Download or read book Liberal Christianity and Women s Global Activism written by Amanda Izzo and published by Rutgers University Press. This book was released on 2018-01-30 with total page 368 pages. Available in PDF, EPUB and Kindle. Book excerpt: Religiously influenced social movements tend to be characterized as products of the conservative turn in Protestant and Catholic life in the latter part of the twentieth century, with women's mobilizations centering on defense of the “traditional” family. In Liberal Christianity and Women’s Global Activism, Amanda L. Izzo argues that, contrary to this view, liberal wings of Christian churches have remained an instrumental presence in U.S. and transnational politics. Women have been at the forefront of such efforts. Focusing on the histories of two highly influential groups, the Young Women’s Christian Association of the USA, an interdenominational Protestant organization, and the Maryknoll Sisters, a Roman Catholic religious order, Izzo offers new perspectives on the contributions of these women to transnational social movements, women’s history, and religious studies, as she traces the connections between turn-of-the-century Christian women’s reform culture and liberal and left-wing religious social movements of the 1960s and 1970s. Izzo suggests that shared ethical, theological, and institutional underpinnings can transcend denominational divides, and that strategies for social change often associated with secular feminism have ties to spiritually inspired social movements.

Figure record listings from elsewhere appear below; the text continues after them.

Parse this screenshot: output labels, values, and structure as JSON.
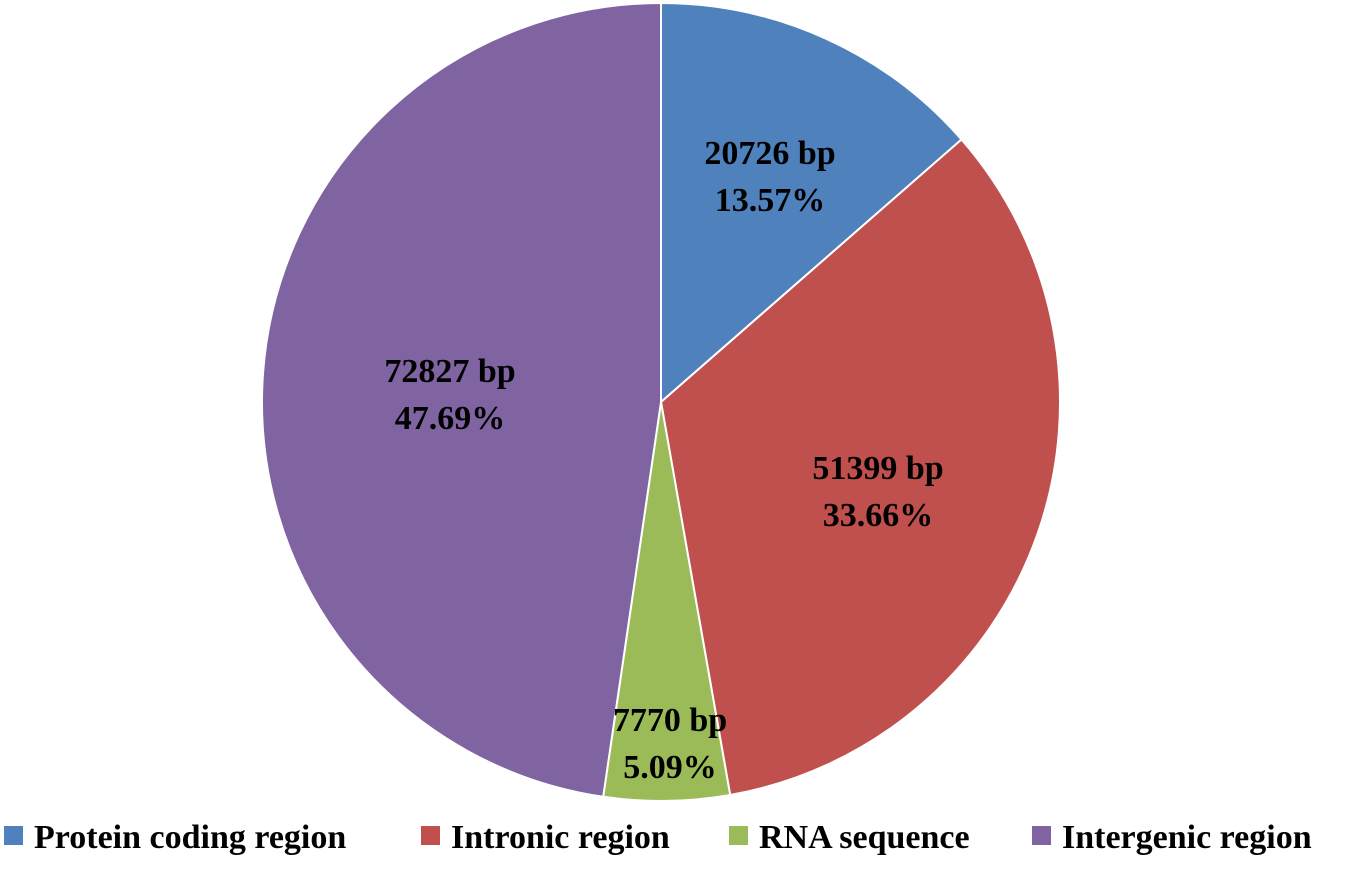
{
  "chart_data": {
    "type": "pie",
    "title": "",
    "legend_position": "bottom",
    "slices": [
      {
        "name": "Protein coding region",
        "value": 20726,
        "value_label": "20726 bp",
        "percent_label": "13.57%",
        "color": "#4F81BD"
      },
      {
        "name": "Intronic region",
        "value": 51399,
        "value_label": "51399 bp",
        "percent_label": "33.66%",
        "color": "#C0504D"
      },
      {
        "name": "RNA sequence",
        "value": 7770,
        "value_label": "7770 bp",
        "percent_label": "5.09%",
        "color": "#9BBB59"
      },
      {
        "name": "Intergenic region",
        "value": 72827,
        "value_label": "72827 bp",
        "percent_label": "47.69%",
        "color": "#8064A2"
      }
    ]
  }
}
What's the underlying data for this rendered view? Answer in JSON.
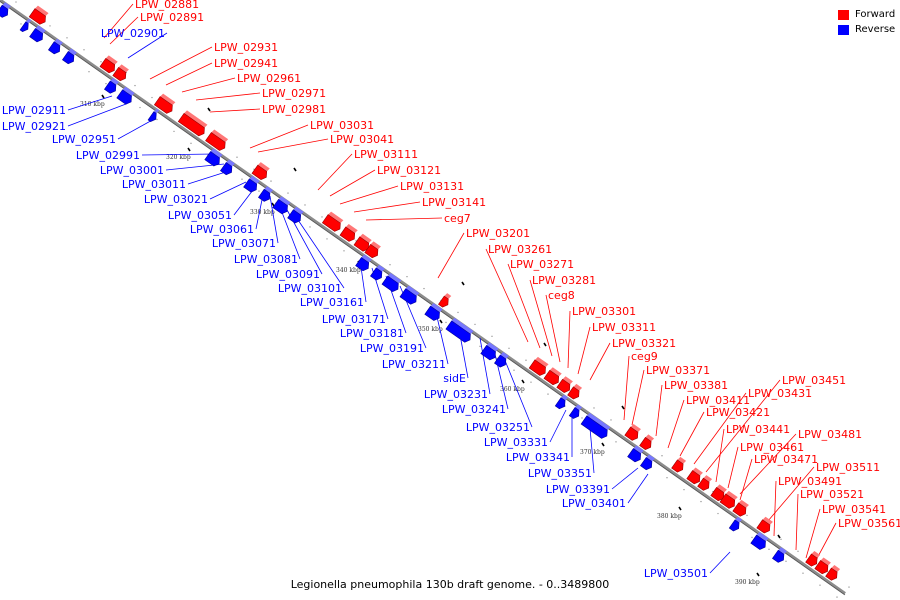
{
  "caption": "Legionella pneumophila 130b draft genome. - 0..3489800",
  "legend": {
    "forward_label": "Forward",
    "reverse_label": "Reverse",
    "forward_color": "#ff0000",
    "reverse_color": "#0000ff"
  },
  "scale_ticks": [
    "310 kbp",
    "320 kbp",
    "330 kbp",
    "340 kbp",
    "350 kbp",
    "360 kbp",
    "370 kbp",
    "380 kbp",
    "390 kbp"
  ],
  "forward_labels": [
    "LPW_02881",
    "LPW_02891",
    "LPW_02931",
    "LPW_02941",
    "LPW_02961",
    "LPW_02971",
    "LPW_02981",
    "LPW_03031",
    "LPW_03041",
    "LPW_03111",
    "LPW_03121",
    "LPW_03131",
    "LPW_03141",
    "ceg7",
    "LPW_03201",
    "LPW_03261",
    "LPW_03271",
    "LPW_03281",
    "ceg8",
    "LPW_03301",
    "LPW_03311",
    "LPW_03321",
    "ceg9",
    "LPW_03371",
    "LPW_03381",
    "LPW_03411",
    "LPW_03421",
    "LPW_03431",
    "LPW_03451",
    "LPW_03441",
    "LPW_03461",
    "LPW_03481",
    "LPW_03471",
    "LPW_03511",
    "LPW_03491",
    "LPW_03521",
    "LPW_03541",
    "LPW_03561"
  ],
  "reverse_labels": [
    "LPW_02901",
    "LPW_02911",
    "LPW_02921",
    "LPW_02951",
    "LPW_02991",
    "LPW_03001",
    "LPW_03011",
    "LPW_03021",
    "LPW_03051",
    "LPW_03061",
    "LPW_03071",
    "LPW_03081",
    "LPW_03091",
    "LPW_03101",
    "LPW_03161",
    "LPW_03171",
    "LPW_03181",
    "LPW_03191",
    "LPW_03211",
    "sidE",
    "LPW_03231",
    "LPW_03241",
    "LPW_03251",
    "LPW_03331",
    "LPW_03341",
    "LPW_03351",
    "LPW_03391",
    "LPW_03401",
    "LPW_03501"
  ]
}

Book The Emergence of Hinduism from Christianity

Download or read book The Emergence of Hinduism from Christianity written by M. M. Ninam and published by Madathil Mammen Ninan. This book was released on 2008-07-02 with total page 175 pages. Available in PDF, EPUB and Kindle. Book excerpt: This book establishes that Hinduism is really of very recent origin. Evidences based on Archealogy, Linguistics and History establishes beyond reasonable doubt that the modern Hinduism is an outgrowth of Thomas Christianity under the influecne of Syrian Gnositicism. The myths of Mahabali and Parasurama refers to the defeat of Christians at the hands of the Vaishnavite gnostics. Evidences include the archealogy of temples and idols. Earliest temples dates only from 150 AD. Earliest Sanskrit document dates only from 150 AD. Vedic gods disappeared new concept of Iswara came soon after the first century AD. In fact Hinduism appeared Kerala only after 6th C AD. This revised edition attempts to explain the Indian terms and history so that the book may be understood by non-Indian and non-Hindu readers.